After leaving Apex Headquarters and what was basically my funeral wake, Simone attempted to put her mothering mode into full gear.

"You seem pale, Calla. Too much excitement. You'll spend the night at my home with me and your siblings. I'll have Mirena make you bacon and an omelet with a fresh squeezed orange juice for breakfast tomorrow."

"Mirena is on leave for an ulcer, remember mom?" Spence said. He gave me a sympathetic half-smile. Even though he didn't know all that Arla now did, Spence still seemed to sense my unhappiness, as well as my anger with our mother.

"She is? Did she tell us about this?"

"Several times."

"Well then, who's cooking for us?"

"It's Mrs. Jacobs," Arla said without looking up from her phone.

Simone made a stink face. "Mrs. Jacobs always burns the eggs."

"It doesn't matter who's cooking your breakfast tomorrow," I said. "I'm not staying with you tonight. I want to sleep in my own bed."

"It's still your own bed in your own bedroom, Calla."

I sighed. "No, it's not. I haven't lived at home for seven years."

"I still think it would be better if—"

"If you could watch me constantly until the day of the union?"

Simone scowled. "Don't be childish, Calla."

"Then don't treat me like a child, Mother." I tapped on the glass separating us from the front of the car. Jackson lowered the window. "Drop me off at my place before you bring them back to Mom's house."

Jackson nodded. "Will do, Miss Bardot."

"Wait, Jackson!" My mother said, but Jackson had already put up the window. She huffed several times. "What has gotten into that man? Has he forgotten who signs his checks?"

"Maybe he just remembers who treats him nicely and who treats him like crap," Spence said.
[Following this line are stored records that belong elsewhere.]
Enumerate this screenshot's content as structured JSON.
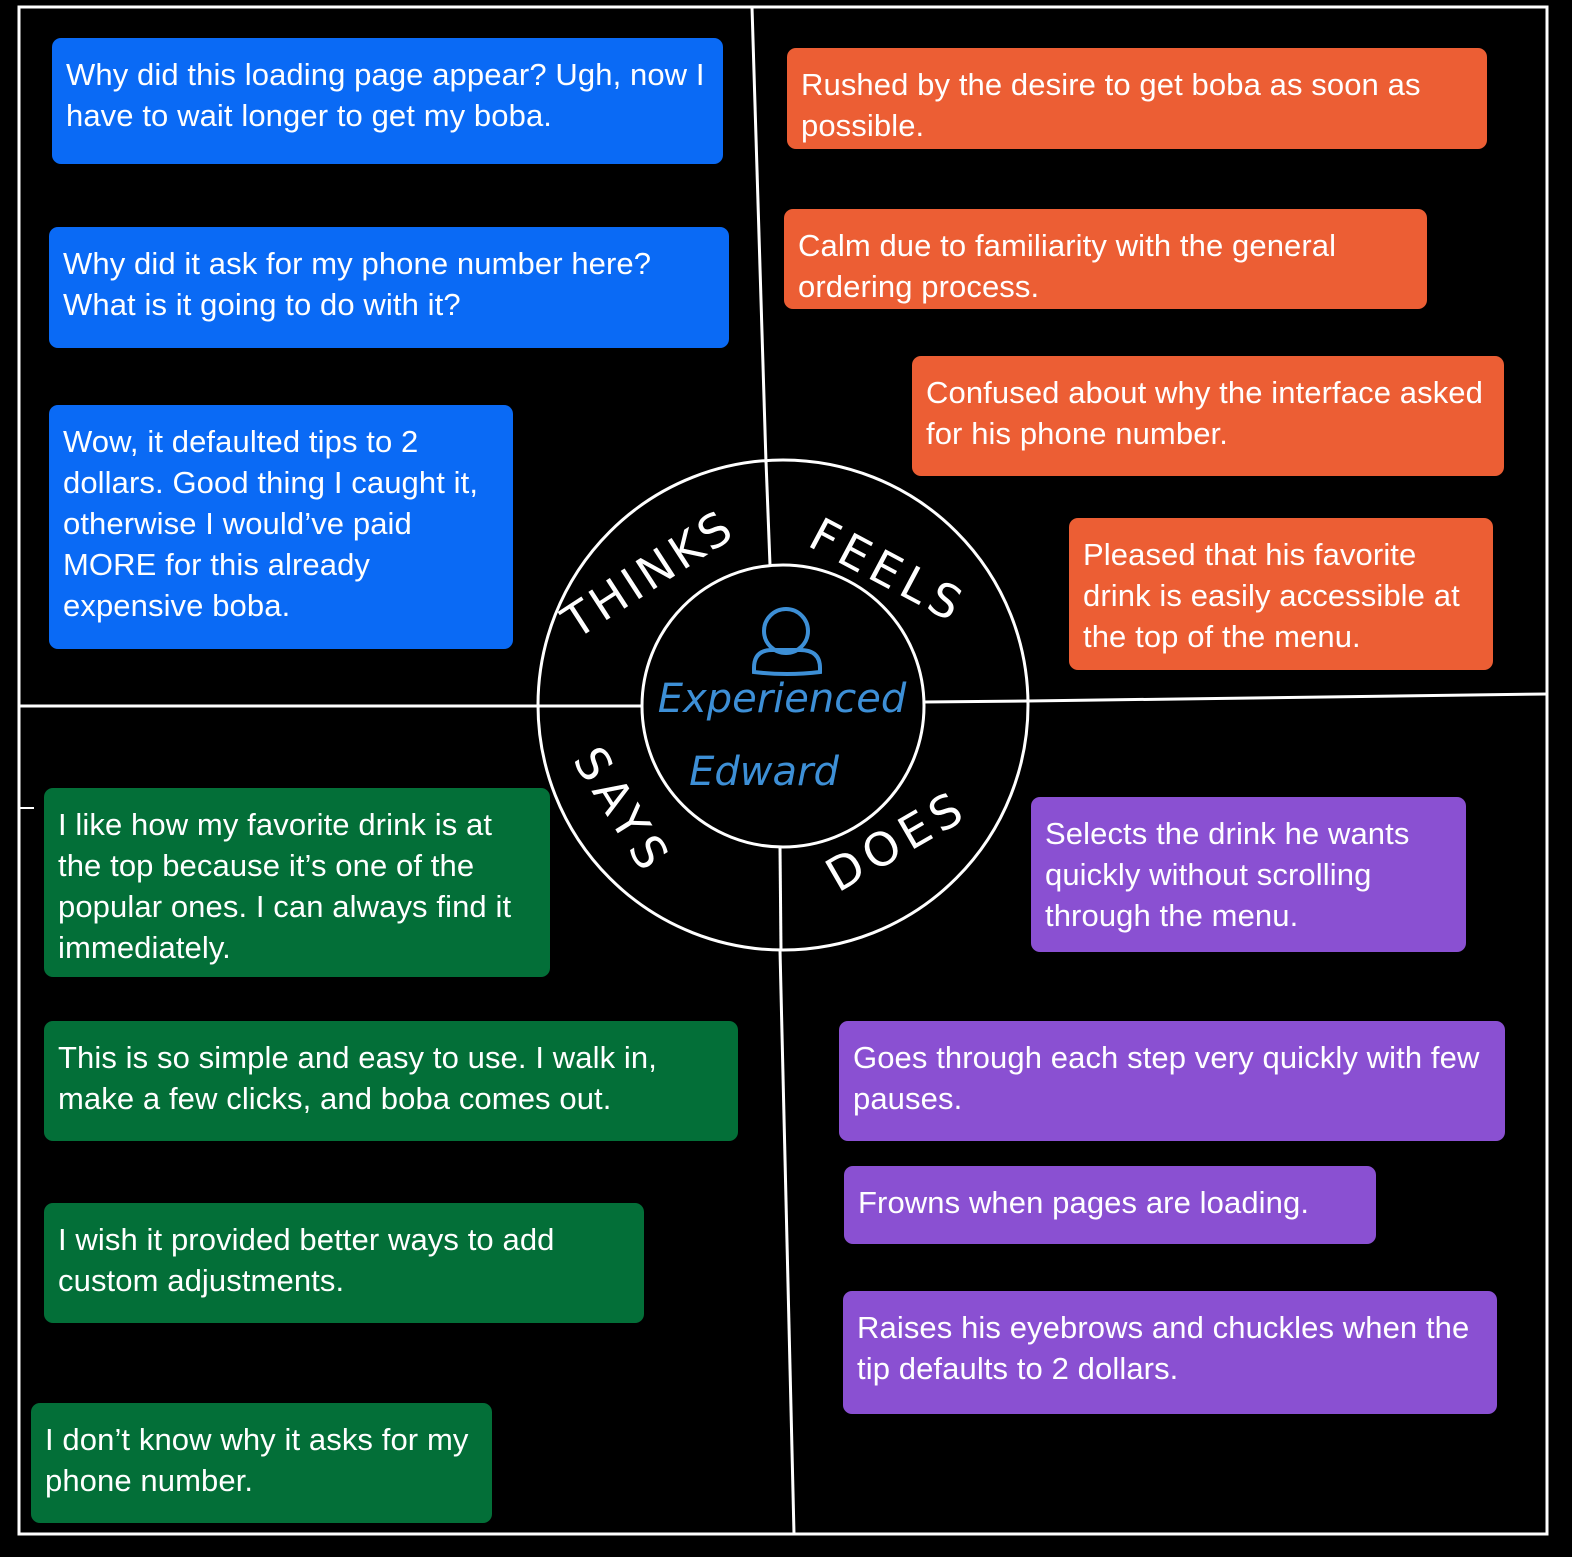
{
  "colors": {
    "background": "#000000",
    "lines": "#ffffff",
    "thinks": "#0a6af5",
    "feels": "#ec5e34",
    "says": "#036f38",
    "does": "#8a50d2",
    "persona": "#3d8fd6"
  },
  "persona": {
    "icon": "user-icon",
    "name_line1": "Experienced",
    "name_line2": "Edward"
  },
  "quadrants": {
    "thinks": {
      "label": "THINKS",
      "notes": [
        "Why did this loading page appear? Ugh, now I have to wait longer to get my boba.",
        "Why did it ask for my phone number here? What is it going to do with it?",
        "Wow, it defaulted tips to 2 dollars. Good thing I caught it, otherwise I would’ve paid MORE for this already expensive boba."
      ]
    },
    "feels": {
      "label": "FEELS",
      "notes": [
        "Rushed by the desire to get boba as soon as possible.",
        "Calm due to familiarity with the general ordering process.",
        "Confused about why the interface asked for his phone number.",
        "Pleased that his favorite drink is easily accessible at the top of the menu."
      ]
    },
    "says": {
      "label": "SAYS",
      "notes": [
        "I like how my favorite drink is at the top because it’s one of the popular ones. I can always find it immediately.",
        "This is so simple and easy to use. I walk in, make a few clicks, and boba comes out.",
        "I wish it provided better ways to add custom adjustments.",
        "I don’t know why it asks for my phone number."
      ]
    },
    "does": {
      "label": "DOES",
      "notes": [
        "Selects the drink he wants quickly without scrolling through the menu.",
        "Goes through each step very quickly with few pauses.",
        "Frowns when pages are loading.",
        "Raises his eyebrows and chuckles when the tip defaults to 2 dollars."
      ]
    }
  }
}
A gutsy move from a kid who was just about done with my mother's domineering attitude.

I gave him a nudge and a smile and braced myself for the argument that was about to break out, but instead of reprimanding him, Simone huffed a few more times and turned towards the window, saying nothing all the way back to my place.
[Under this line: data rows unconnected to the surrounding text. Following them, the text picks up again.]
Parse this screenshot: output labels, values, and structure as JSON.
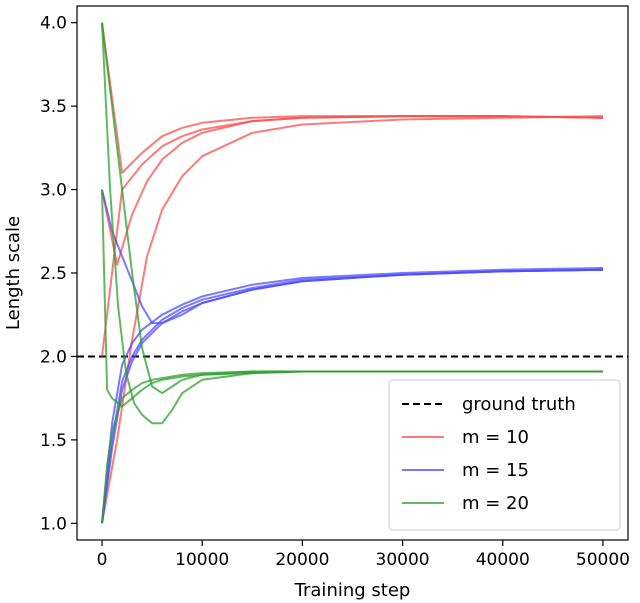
{
  "chart_data": {
    "type": "line",
    "title": "",
    "xlabel": "Training step",
    "ylabel": "Length scale",
    "xlim": [
      -2500,
      52500
    ],
    "ylim": [
      0.9,
      4.1
    ],
    "xticks": [
      0,
      10000,
      20000,
      30000,
      40000,
      50000
    ],
    "xtick_labels": [
      "0",
      "10000",
      "20000",
      "30000",
      "40000",
      "50000"
    ],
    "yticks": [
      1.0,
      1.5,
      2.0,
      2.5,
      3.0,
      3.5,
      4.0
    ],
    "ytick_labels": [
      "1.0",
      "1.5",
      "2.0",
      "2.5",
      "3.0",
      "3.5",
      "4.0"
    ],
    "grid": false,
    "legend_position": "lower-right",
    "reference_line": {
      "name": "ground truth",
      "y": 2.0,
      "color": "#000000",
      "style": "dashed"
    },
    "series": [
      {
        "name": "m = 10",
        "color": "#ff4c4c",
        "runs": [
          {
            "x": [
              0,
              2000,
              4000,
              6000,
              8000,
              10000,
              15000,
              20000,
              30000,
              40000,
              50000
            ],
            "y": [
              4.0,
              3.1,
              3.22,
              3.32,
              3.37,
              3.4,
              3.43,
              3.44,
              3.44,
              3.44,
              3.43
            ]
          },
          {
            "x": [
              0,
              2000,
              4000,
              6000,
              8000,
              10000,
              15000,
              20000,
              30000,
              40000,
              50000
            ],
            "y": [
              2.0,
              3.0,
              3.15,
              3.26,
              3.32,
              3.36,
              3.41,
              3.43,
              3.44,
              3.44,
              3.43
            ]
          },
          {
            "x": [
              0,
              1500,
              3000,
              4500,
              6000,
              8000,
              10000,
              15000,
              20000,
              30000,
              40000,
              50000
            ],
            "y": [
              1.0,
              1.5,
              2.1,
              2.6,
              2.88,
              3.08,
              3.2,
              3.34,
              3.39,
              3.42,
              3.43,
              3.44
            ]
          },
          {
            "x": [
              0,
              1500,
              3000,
              4500,
              6000,
              8000,
              10000,
              15000,
              20000,
              30000,
              40000,
              50000
            ],
            "y": [
              3.0,
              2.55,
              2.85,
              3.05,
              3.18,
              3.28,
              3.34,
              3.41,
              3.43,
              3.44,
              3.44,
              3.43
            ]
          }
        ]
      },
      {
        "name": "m = 15",
        "color": "#4c4cff",
        "runs": [
          {
            "x": [
              0,
              1000,
              2000,
              3000,
              4000,
              5000,
              6000,
              8000,
              10000,
              15000,
              20000,
              30000,
              40000,
              50000
            ],
            "y": [
              3.0,
              2.75,
              2.6,
              2.45,
              2.3,
              2.2,
              2.2,
              2.25,
              2.32,
              2.4,
              2.45,
              2.49,
              2.51,
              2.52
            ]
          },
          {
            "x": [
              0,
              1000,
              2000,
              3000,
              4000,
              6000,
              8000,
              10000,
              15000,
              20000,
              30000,
              40000,
              50000
            ],
            "y": [
              1.0,
              1.5,
              1.85,
              2.0,
              2.1,
              2.22,
              2.29,
              2.34,
              2.41,
              2.46,
              2.49,
              2.51,
              2.52
            ]
          },
          {
            "x": [
              0,
              1000,
              2000,
              3000,
              4000,
              6000,
              8000,
              10000,
              15000,
              20000,
              30000,
              40000,
              50000
            ],
            "y": [
              1.0,
              1.6,
              1.95,
              2.08,
              2.16,
              2.25,
              2.31,
              2.36,
              2.43,
              2.47,
              2.5,
              2.52,
              2.53
            ]
          },
          {
            "x": [
              0,
              1000,
              2000,
              3000,
              4000,
              6000,
              8000,
              10000,
              15000,
              20000,
              30000,
              40000,
              50000
            ],
            "y": [
              1.0,
              1.45,
              1.8,
              1.97,
              2.08,
              2.2,
              2.27,
              2.32,
              2.4,
              2.45,
              2.49,
              2.51,
              2.52
            ]
          }
        ]
      },
      {
        "name": "m = 20",
        "color": "#2ca02c",
        "runs": [
          {
            "x": [
              0,
              1000,
              2000,
              3000,
              4000,
              5000,
              6000,
              7000,
              8000,
              10000,
              15000,
              20000,
              30000,
              40000,
              50000
            ],
            "y": [
              4.0,
              3.5,
              3.0,
              2.5,
              2.05,
              1.82,
              1.78,
              1.82,
              1.86,
              1.89,
              1.91,
              1.91,
              1.91,
              1.91,
              1.91
            ]
          },
          {
            "x": [
              0,
              800,
              1600,
              2400,
              3200,
              4000,
              5000,
              6000,
              7000,
              8000,
              10000,
              15000,
              20000,
              30000,
              40000,
              50000
            ],
            "y": [
              4.0,
              3.0,
              2.3,
              1.9,
              1.72,
              1.65,
              1.6,
              1.6,
              1.68,
              1.78,
              1.86,
              1.9,
              1.91,
              1.91,
              1.91,
              1.91
            ]
          },
          {
            "x": [
              0,
              500,
              1000,
              2000,
              3000,
              4000,
              5000,
              6000,
              8000,
              10000,
              15000,
              20000,
              30000,
              40000,
              50000
            ],
            "y": [
              3.0,
              1.8,
              1.75,
              1.7,
              1.75,
              1.8,
              1.84,
              1.86,
              1.88,
              1.89,
              1.9,
              1.91,
              1.91,
              1.91,
              1.91
            ]
          },
          {
            "x": [
              0,
              500,
              1000,
              2000,
              3000,
              4000,
              5000,
              6000,
              8000,
              10000,
              15000,
              20000,
              30000,
              40000,
              50000
            ],
            "y": [
              1.0,
              1.35,
              1.55,
              1.75,
              1.8,
              1.84,
              1.86,
              1.87,
              1.89,
              1.9,
              1.91,
              1.91,
              1.91,
              1.91,
              1.91
            ]
          }
        ]
      }
    ]
  }
}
My shoulders felt lighter once I'd extracted myself from the car and walked away from it towards the front doors of my building, my security team flanking me. "Any chance you might want to take the night off?" I asked them but got nothing more than an apologetic smile from Evan and nothing but resigned stoicism from the other three.

Once my bodyguards had swept my apartment, I ordered them out. "I can't deal with you people in my personal space tonight. No offense," I told them, and it wasn't for the first time. I'd rented them the small studio space that was available across the hall from me a few weeks back and they'd gotten used to spending most nights there, with occasional check-ins and sweeps of the building.

Bodyguards removed, I threw myself down on my chaise lounge and cried dramatically, as though I was a Victorian lady whose secret crush had just been lost at sea. Time ticked by as the tears flowed. I couldn't wrap my head around the fact that I was supposed to mate with Aamon, deny my true mate, and somehow this would lead to the salvation of werewolves. Why? Why couldn't me mating with Rhys, joining with him in a lifetime union be the salve the city needed to convince them we weren't inhumane monsters?

You aren't good enough for him. He's fated for someone better than you. He'll mate with an Apex woman, of course. All of these things that I'd heard more than once—that was why. Gerald would never let his heir lower himself by mating with a Crown werewolf, even if that werewolf was its Luna. I wasn't good enough. My pack was no longer strong enough. But I was good enough for Apex's second son. That was a deal Gerald was willing to make, and my mother was willing to take this consolation prize. Aamon, after all, was likely more capable of producing an Alpha son than other Crown werewolves were.